ASX SPI200 index futures climbed 20 points or 0.3 per cent as Wall Street overcame early weakness. Mining giants BHP and Rio Tinto hit multi-year peaks in US trade. Iron ore surged to a fresh six-year high.

Wall Street

US stocks struggled for much of the session after private employment data disappointed and political divisions slowed stimulus negotiations. The market inched higher after lunch.  

The S&P 500 rose seven points or 0.18 per cent to a new record close. The Dow Jones Industrial Average added 60 points or 0.2 per cent. The Nasdaq Composite eased six points or 0.05 per cent from Tuesday’s closing high.

“It is hard to get excited about stocks given the elevated levels and uncertainty over how much stimulus Congress will be able to deliver before the end of the year,” Edward Moya, OANDA senior market analyst, told MarketWatch.

Months of stimulus negotiations between the three branches of US government have yet to produce a result.
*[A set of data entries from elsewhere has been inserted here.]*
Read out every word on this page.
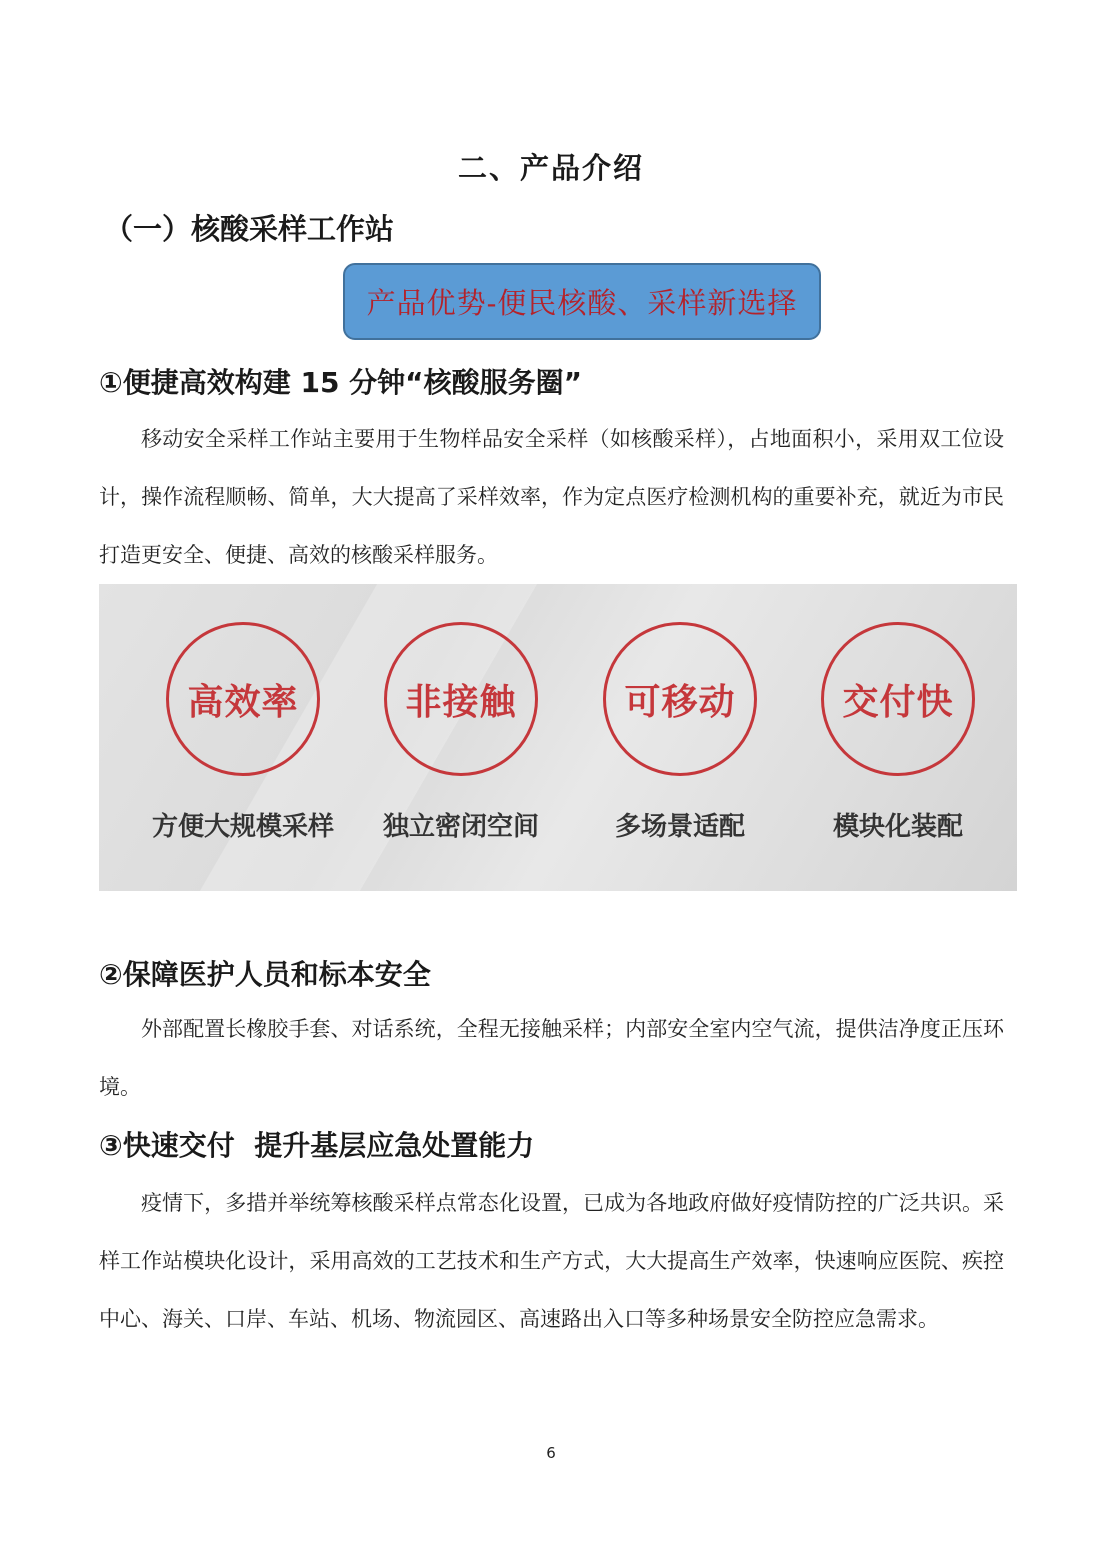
二、产品介绍
（一）核酸采样工作站
产品优势-便民核酸、采样新选择
①便捷高效构建 15 分钟“核酸服务圈”
移动安全采样工作站主要用于生物样品安全采样（如核酸采样），占地面积小，采用双工位设计，操作流程顺畅、简单，大大提高了采样效率，作为定点医疗检测机构的重要补充，就近为市民打造更安全、便捷、高效的核酸采样服务。
高效率
方便大规模采样
非接触
独立密闭空间
可移动
多场景适配
交付快
模块化装配
②保障医护人员和标本安全
外部配置长橡胶手套、对话系统，全程无接触采样；内部安全室内空气流，提供洁净度正压环境。
③快速交付  提升基层应急处置能力
疫情下，多措并举统筹核酸采样点常态化设置，已成为各地政府做好疫情防控的广泛共识。采样工作站模块化设计，采用高效的工艺技术和生产方式，大大提高生产效率，快速响应医院、疾控中心、海关、口岸、车站、机场、物流园区、高速路出入口等多种场景安全防控应急需求。
6
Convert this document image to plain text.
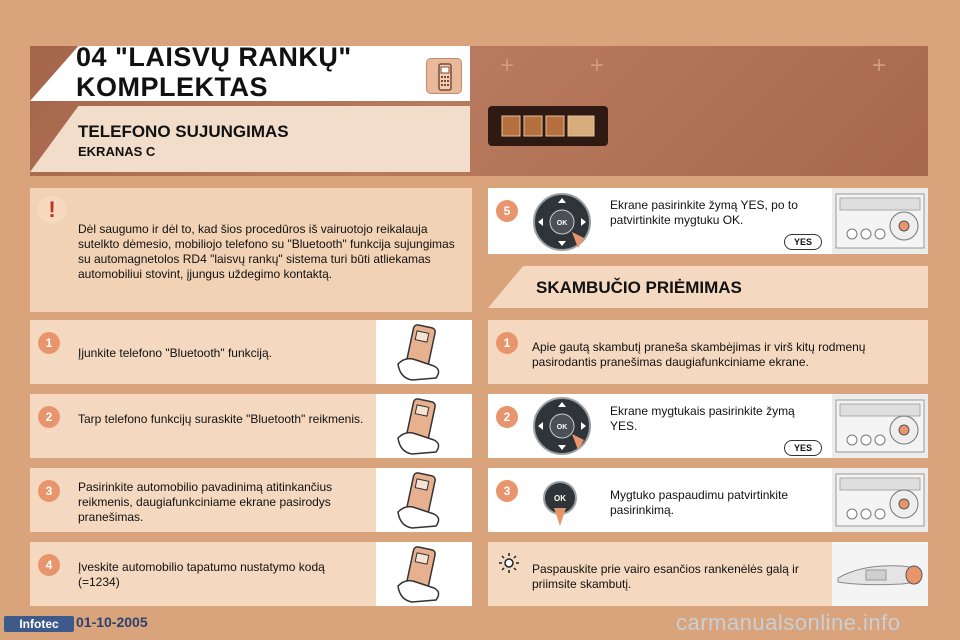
+	+	+
04 "LAISVŲ RANKŲ"
KOMPLEKTAS
TELEFONO SUJUNGIMAS
EKRANAS C
!
Dėl saugumo ir dėl to, kad šios procedūros iš vairuotojo reikalauja sutelkto dėmesio, mobiliojo telefono su "Bluetooth" funkcija sujungimas su automagnetolos RD4 "laisvų rankų" sistema turi būti atliekamas automobiliui stovint, įjungus uždegimo kontaktą.
1
Įjunkite telefono "Bluetooth" funkciją.
2	Tarp telefono funkcijų suraskite "Bluetooth" reikmenis.
3	Pasirinkite automobilio pavadinimą atitinkančius reikmenis, daugiafunkciniame ekrane pasirodys pranešimas.
4	Įveskite automobilio tapatumo nustatymo kodą (=1234)
5
OK
Ekrane pasirinkite žymą YES, po to patvirtinkite mygtuku OK.
YES
SKAMBUČIO PRIĖMIMAS
1	Apie gautą skambutį praneša skambėjimas ir virš kitų rodmenų pasirodantis pranešimas daugiafunkciniame ekrane.
2
OK
Ekrane mygtukais pasirinkite žymą YES.
YES
3
OK	Mygtuko paspaudimu patvirtinkite pasirinkimą.
Paspauskite prie vairo esančios rankenėlės galą ir priimsite skambutį.
Infotec	01-10-2005	carmanualsonline.info
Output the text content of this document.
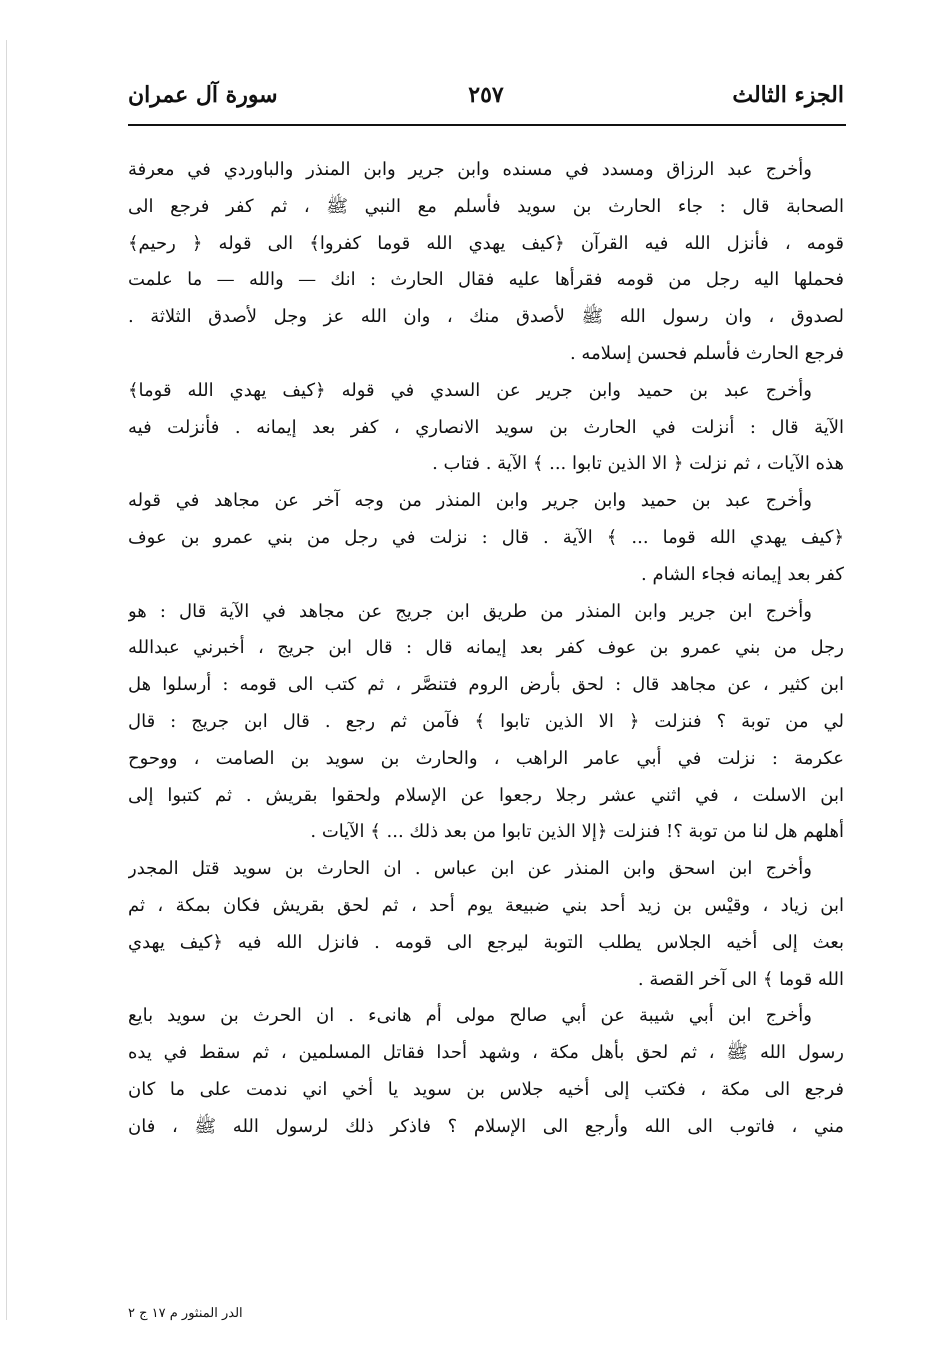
الجزء الثالث
٢٥٧
سورة آل عمران
وأخرج عبد الرزاق ومسدد في مسنده وابن جرير وابن المنذر والباوردي في معرفة
الصحابة قال : جاء الحارث بن سويد فأسلم مع النبي ﷺ ، ثم كفر فرجع الى
قومه ، فأنزل الله فيه القرآن ﴿كيف يهدي الله قوما كفروا﴾ الى قوله ﴿ رحيم﴾
فحملها اليه رجل من قومه فقرأها عليه فقال الحارث : انك — والله — ما علمت
لصدوق ، وان رسول الله ﷺ لأصدق منك ، وان الله عز وجل لأصدق الثلاثة .
فرجع الحارث فأسلم فحسن إسلامه .
وأخرج عبد بن حميد وابن جرير عن السدي في قوله ﴿كيف يهدي الله قوما﴾
الآية قال : أنزلت في الحارث بن سويد الانصاري ، كفر بعد إيمانه . فأنزلت فيه
هذه الآيات ، ثم نزلت ﴿ الا الذين تابوا ... ﴾ الآية . فتاب .
وأخرج عبد بن حميد وابن جرير وابن المنذر من وجه آخر عن مجاهد في قوله
﴿كيف يهدي الله قوما ... ﴾ الآية . قال : نزلت في رجل من بني عمرو بن عوف
كفر بعد إيمانه فجاء الشام .
وأخرج ابن جرير وابن المنذر من طريق ابن جريج عن مجاهد في الآية قال : هو
رجل من بني عمرو بن عوف كفر بعد إيمانه قال : قال ابن جريج ، أخبرني عبدالله
ابن كثير ، عن مجاهد قال : لحق بأرض الروم فتنصَّر ، ثم كتب الى قومه : أرسلوا هل
لي من توبة ؟ فنزلت ﴿ الا الذين تابوا ﴾ فآمن ثم رجع . قال ابن جريج : قال
عكرمة : نزلت في أبي عامر الراهب ، والحارث بن سويد بن الصامت ، ووحوح
ابن الاسلت ، في اثني عشر رجلا رجعوا عن الإسلام ولحقوا بقريش . ثم كتبوا إلى
أهلهم هل لنا من توبة ؟! فنزلت ﴿إلا الذين تابوا من بعد ذلك ... ﴾ الآيات .
وأخرج ابن اسحق وابن المنذر عن ابن عباس . ان الحارث بن سويد قتل المجدر
ابن زياد ، وقيْس بن زيد أحد بني ضبيعة يوم أحد ، ثم لحق بقريش فكان بمكة ، ثم
بعث إلى أخيه الجلاس يطلب التوبة ليرجع الى قومه . فانزل الله فيه ﴿كيف يهدي
الله قوما ﴾ الى آخر القصة .
وأخرج ابن أبي شيبة عن أبي صالح مولى أم هانىء . ان الحرث بن سويد بايع
رسول الله ﷺ ، ثم لحق بأهل مكة ، وشهد أحدا فقاتل المسلمين ، ثم سقط في يده
فرجع الى مكة ، فكتب إلى أخيه جلاس بن سويد يا أخي اني ندمت على ما كان
مني ، فاتوب الى الله وأرجع الى الإسلام ؟ فاذكر ذلك لرسول الله ﷺ ، فان
الدر المنثور م ١٧ ج ٢
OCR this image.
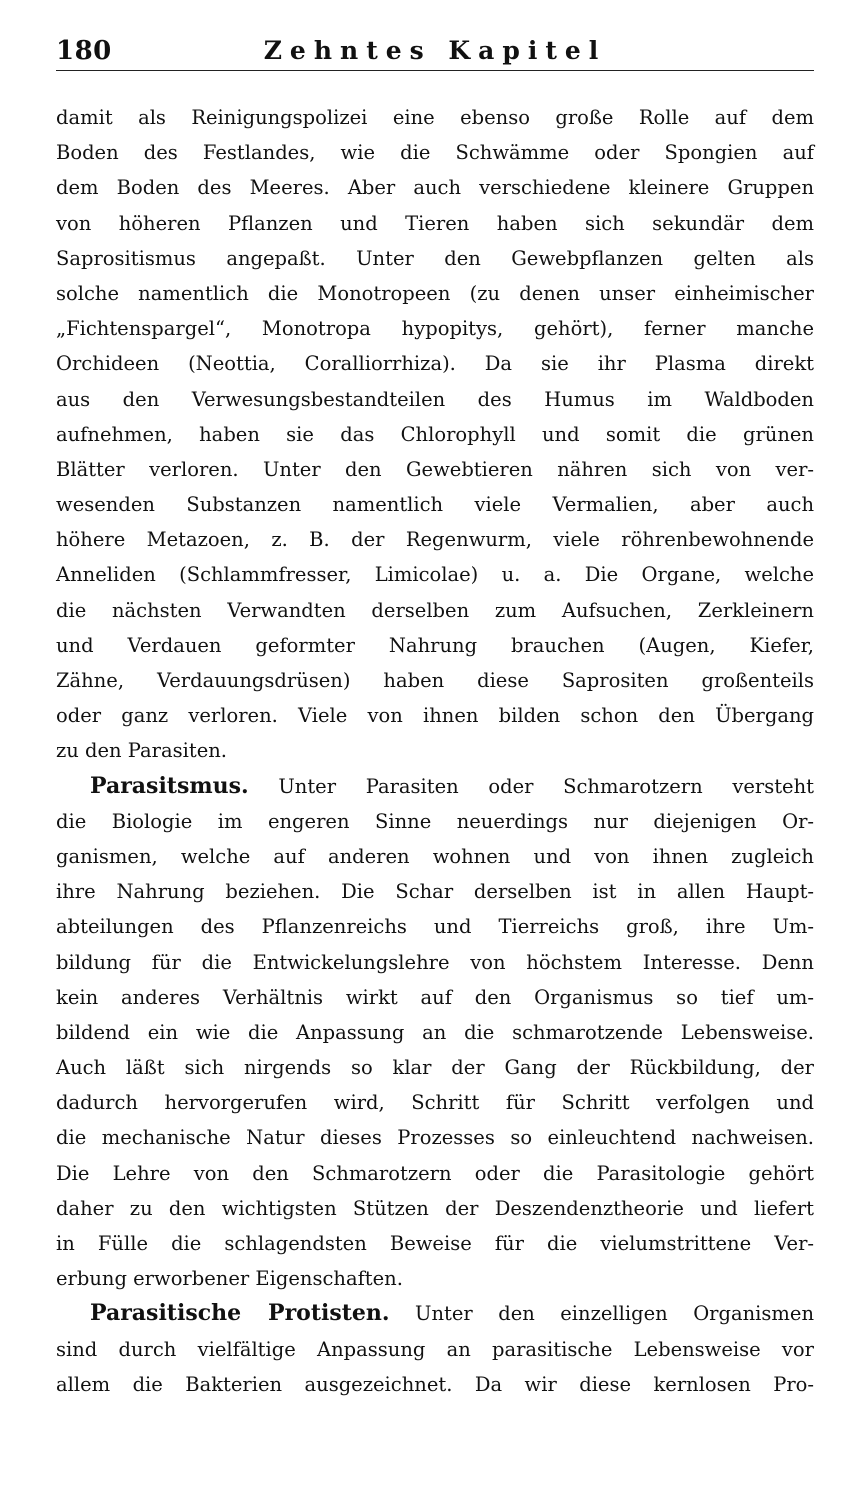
180	Zehntes Kapitel
damit als Reinigungspolizei eine ebenso große Rolle auf dem
Boden des Festlandes, wie die Schwämme oder Spongien auf
dem Boden des Meeres. Aber auch verschiedene kleinere Gruppen
von höheren Pflanzen und Tieren haben sich sekundär dem
Saprositismus angepaßt. Unter den Gewebpflanzen gelten als
solche namentlich die Monotropeen (zu denen unser einheimischer
„Fichtenspargel“, Monotropa hypopitys, gehört), ferner manche
Orchideen (Neottia, Coralliorrhiza). Da sie ihr Plasma direkt
aus den Verwesungsbestandteilen des Humus im Waldboden
aufnehmen, haben sie das Chlorophyll und somit die grünen
Blätter verloren. Unter den Gewebtieren nähren sich von ver-
wesenden Substanzen namentlich viele Vermalien, aber auch
höhere Metazoen, z. B. der Regenwurm, viele röhrenbewohnende
Anneliden (Schlammfresser, Limicolae) u. a. Die Organe, welche
die nächsten Verwandten derselben zum Aufsuchen, Zerkleinern
und Verdauen geformter Nahrung brauchen (Augen, Kiefer,
Zähne, Verdauungsdrüsen) haben diese Saprositen großenteils
oder ganz verloren. Viele von ihnen bilden schon den Übergang
zu den Parasiten.
Parasitsmus. Unter Parasiten oder Schmarotzern versteht
die Biologie im engeren Sinne neuerdings nur diejenigen Or-
ganismen, welche auf anderen wohnen und von ihnen zugleich
ihre Nahrung beziehen. Die Schar derselben ist in allen Haupt-
abteilungen des Pflanzenreichs und Tierreichs groß, ihre Um-
bildung für die Entwickelungslehre von höchstem Interesse. Denn
kein anderes Verhältnis wirkt auf den Organismus so tief um-
bildend ein wie die Anpassung an die schmarotzende Lebensweise.
Auch läßt sich nirgends so klar der Gang der Rückbildung, der
dadurch hervorgerufen wird, Schritt für Schritt verfolgen und
die mechanische Natur dieses Prozesses so einleuchtend nachweisen.
Die Lehre von den Schmarotzern oder die Parasitologie gehört
daher zu den wichtigsten Stützen der Deszendenztheorie und liefert
in Fülle die schlagendsten Beweise für die vielumstrittene Ver-
erbung erworbener Eigenschaften.
Parasitische Protisten. Unter den einzelligen Organismen
sind durch vielfältige Anpassung an parasitische Lebensweise vor
allem die Bakterien ausgezeichnet. Da wir diese kernlosen Pro-
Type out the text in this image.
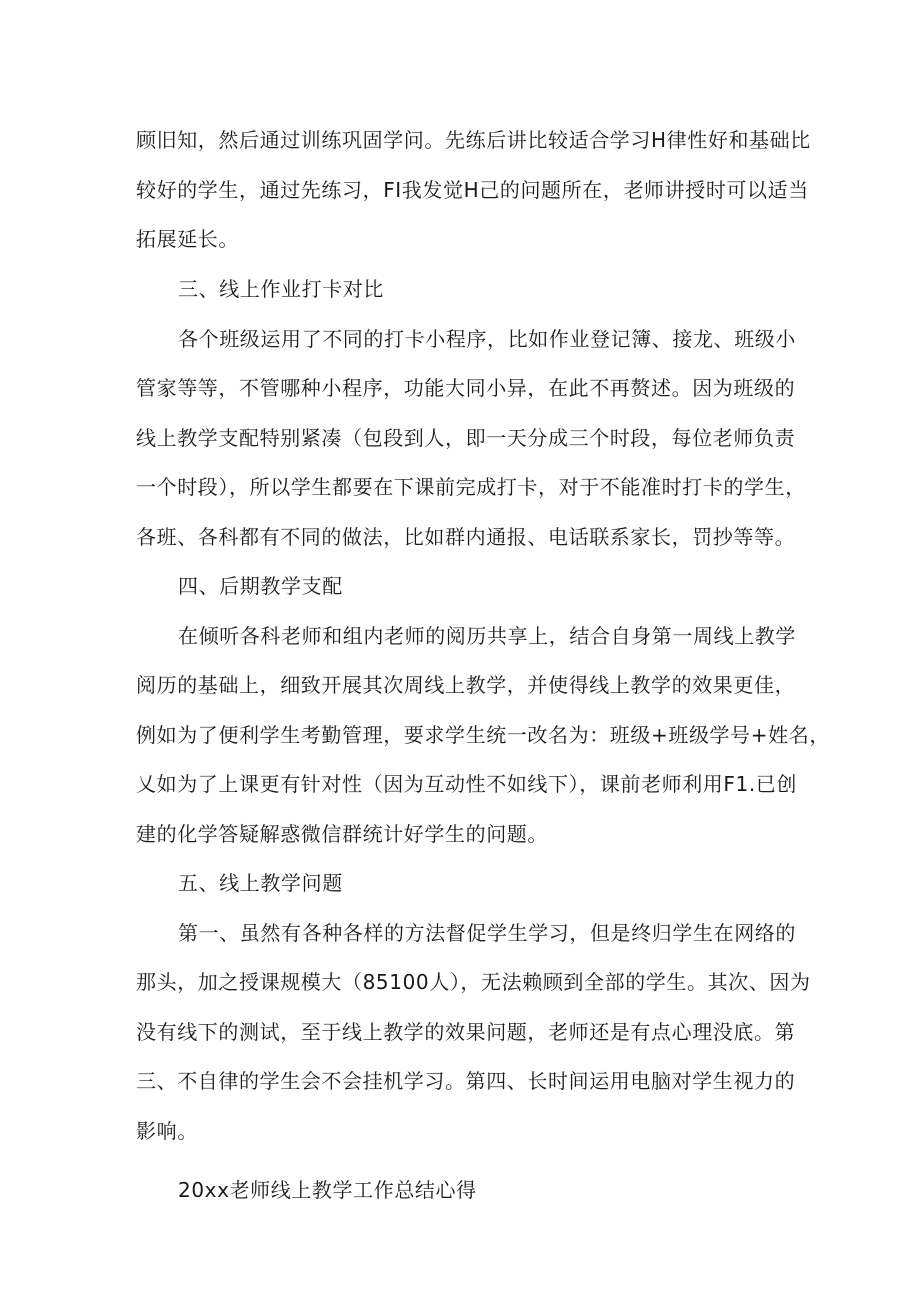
顾旧知，然后通过训练巩固学问。先练后讲比较适合学习H律性好和基础比
较好的学生，通过先练习，FI我发觉H己的问题所在，老师讲授时可以适当
拓展延长。
三、线上作业打卡对比
各个班级运用了不同的打卡小程序，比如作业登记簿、接龙、班级小
管家等等，不管哪种小程序，功能大同小异，在此不再赘述。因为班级的
线上教学支配特别紧凑（包段到人，即一天分成三个时段，每位老师负责
一个时段），所以学生都要在下课前完成打卡，对于不能准时打卡的学生，
各班、各科都有不同的做法，比如群内通报、电话联系家长，罚抄等等。
四、后期教学支配
在倾听各科老师和组内老师的阅历共享上，结合自身第一周线上教学
阅历的基础上，细致开展其次周线上教学，并使得线上教学的效果更佳，
例如为了便利学生考勤管理，要求学生统一改名为：班级+班级学号+姓名，
乂如为了上课更有针对性（因为互动性不如线下），课前老师利用F1.已创
建的化学答疑解惑微信群统计好学生的问题。
五、线上教学问题
第一、虽然有各种各样的方法督促学生学习，但是终归学生在网络的
那头，加之授课规模大（85100人），无法赖顾到全部的学生。其次、因为
没有线下的测试，至于线上教学的效果问题，老师还是有点心理没底。第
三、不自律的学生会不会挂机学习。第四、长时间运用电脑对学生视力的
影响。
20xx老师线上教学工作总结心得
CNBC reported Democratic and Republican party leaders in the Senate remain far apart on unemployment relief. Overnight, Democrat leaders called for support for a US$908 billion bipartisan bill already rejected by the House Republican leadership. House Republicans continued to advocate for a significantly smaller bill supported by the White House.

The need for fresh measures to support the economy was underlined by a grim private payrolls report. The private sector created 307,000 jobs last month, well short of the 420,000 expected by economists. The scale of the miss rang alarm bells for Friday night’s official government jobs report.

President-elect Joe Biden told the New York Times a stimulus package was a top priority. Biden also dampened hopes for a softer line on China, indicating no plans to immediately unwind tariffs imposed on Chinese imports under Donald Trump’s Phase 1 trade deal.

Australian outlook

Resource stocks kept the local market in positive territory yesterday and look set to do the heavy lifting today following strong gains overseas. Index heavyweights BHP and Rio Tinto claimed their highest levels on the New York Stock Exchange in several years. BHP climbed 4.14 per cent to its strongest price since 2014. Rio Tinto rose 4.04 per cent to a nine-year peak. By contrast, both companies’ local listings remain below recent July/August tops. In the UK, BHP put on 5.65 per cent and Rio Tinto 4.83 per cent.

The share prices of ore producers are playing catch-up with a sharp improvement in the price of ore in recent weeks. The spot price for ore landed in China jumped $3.70 or 2.8 per cent yesterday to US$136.75 a tonne. Data earlier this week indicated Chinese factory was expanding at its fastest rate since 2017.

The S&P/ASX 200 started the month well, but flagged yesterday. The index finished 1.7 points or less than 0.1 per cent ahead following a see-saw session. The index finished more than 90 points below its November eight-month high-point.

The broader mining spectrum struggled in US action overnight: the materials sector declined almost 1.4 per cent. Energy +3.2 per cent and financials +1.1 per cent were the pick of the US sectors.  

Domestic trade and construction reports are due this morning. The corporate calendar is light after last month’s busy AGM season. Overseas, OPEC continues to debate production caps on crude production.

The dollar pushed back above 74 US cents overnight, lately up 0.4 per cent at 74.07 US cents.

Commodities

Oil rose on “high-level leaks” from within OPEC indicating production caps due to expire next month will be extended for at least three months. Brent crude bounced 83 cent or 1.8 per cent to settle at US$48.25 a barrel.

“Talks between OPEC+ continued today and vibe appears to be a lot more diplomatic and delegates say that they are positive consensus will be reached tomorrow,” Energy Intelligence chief OPEC correspondent Amena Bakr tweeted.

Gold rose for a second day on the inflationary implications of a new multi-billion-dollar US stimulus deal. Gold for February delivery settled $11.30 or 0.6 per cent ahead at US$1,830.20 an ounce, adding to their biggest gain in three weeks. The NYSE Arca Gold Bugs Index edged up 0.3 per cent.

A firmer US dollar pressured industrial metals. Benchmark copper on the London Metal Exchange declined 0.3 per cent to $7,666.50 a tonne. Nickel eased 1.7 per cent, lead 1.5 per cent, zinc 1 per cent, aluminium 0.6 per cent and tin 0.5 per cent.